As an introvert prone to depression, I used to escape into the world of books. But then I discovered the world of art journalling. It surprised me how quickly I came to like this art form. My journal doesn't contain “journalling” in its true sense because I keep a diary and – being slightly socially awkward - I don't want to share my deepest thoughts with anyone. But... it allows to show my mood and a little bit of the “real” me without revealing too much. So, it's basically "art in a journal" for me.
It bothers me a little bit that books and art don't go well together for me. Because when I paint, all my emotions and daydreams go onto the paper and then I have none left to accompany me to the fantasy worlds I like to read about. Recently, I've reached a compromise of sorts - audiobooks I can listen to while I paint.
I'm here with my May and June pages in what I still call the "Wanderlust" journal:
inspired byDyan Reaveley's class
inspired by Kate Crane's class
one of the "Activities" prompt "I'm like a ... that..."
We were supposed to be "working big" in one of Kasia's classes.
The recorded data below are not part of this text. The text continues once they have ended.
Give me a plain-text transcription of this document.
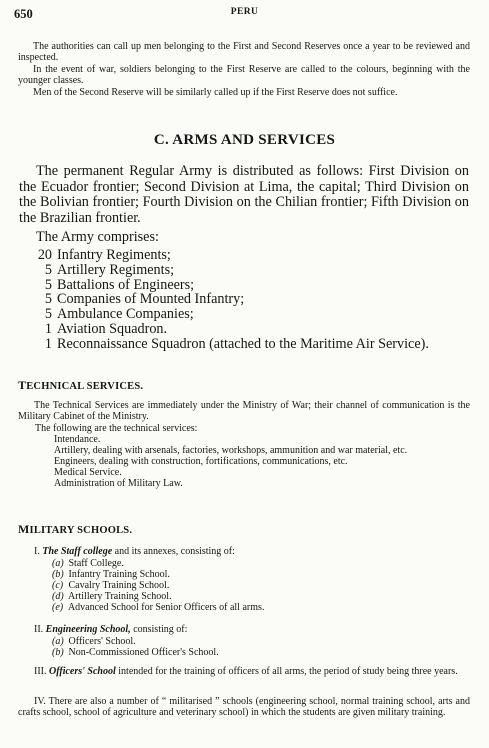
650	PERU

The authorities can call up men belonging to the First and Second Reserves once a year to be reviewed and inspected.

In the event of war, soldiers belonging to the First Reserve are called to the colours, beginning with the younger classes.

Men of the Second Reserve will be similarly called up if the First Reserve does not suffice.

C. ARMS AND SERVICES

The permanent Regular Army is distributed as follows: First Division on the Ecuador frontier; Second Division at Lima, the capital; Third Division on the Bolivian frontier; Fourth Division on the Chilian frontier; Fifth Division on the Brazilian frontier.

The Army comprises:

20 Infantry Regiments;
5 Artillery Regiments;
5 Battalions of Engineers;
5 Companies of Mounted Infantry;
5 Ambulance Companies;
1 Aviation Squadron.
1 Reconnaissance Squadron (attached to the Maritime Air Service).

TECHNICAL SERVICES.

The Technical Services are immediately under the Ministry of War; their channel of communication is the Military Cabinet of the Ministry.

The following are the technical services:

Intendance.
Artillery, dealing with arsenals, factories, workshops, ammunition and war material, etc.
Engineers, dealing with construction, fortifications, communications, etc.
Medical Service.
Administration of Military Law.

MILITARY SCHOOLS.

I. The Staff college and its annexes, consisting of:

(a) Staff College.
(b) Infantry Training School.
(c) Cavalry Training School.
(d) Artillery Training School.
(e) Advanced School for Senior Officers of all arms.

II. Engineering School, consisting of:

(a) Officers' School.
(b) Non-Commissioned Officer's School.

III. Officers' School intended for the training of officers of all arms, the period of study being three years.

IV. There are also a number of “ militarised ” schools (engineering school, normal training school, arts and crafts school, school of agriculture and veterinary school) in which the students are given military training.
I made a big master-board which I cut into smaller pieces and created covers for my future journals.
But I also wanted to have something in my journal so I used the leftover pieces to create this page. I'm not super thrilled about how it turned out, though...
As I promised last month, this is the finished mini-book from the "working small" class.
a minibook in a mini box
I felt slightly betrayed we only got a Finnabair interview this week
and not a class
inspired by Vicky Papaioannou's class
not inspired by anything particular - just me testing my brand new stencil
not inspired by anything particular - just me being in a very melancholy mood
inspired by Rae Missigman's class
Random "thought of the day":
I'm not a fan of the prompts that urge you to go outside your comfort zone. Yes, it's OK to try something new but this needs to come from within. You see some technique you've never tried before or you are scared of trying and you keep thinking about it and try it eventually - in your own time, at your own pace. But trying something uncomfortable just for the sake of trying - that is not right. This should be about you and not about going outside your box at all costs.
This is not supposed to be a rant - even though it might seem like one... it's just something that's been on my mind...
Also, I'm not sure how many people are reading this as I get close to zero feedback - which slightly discourages me from doing more detailed posts. I get into this "what's the point of this all" mood because I'm really not sure who's interested in this.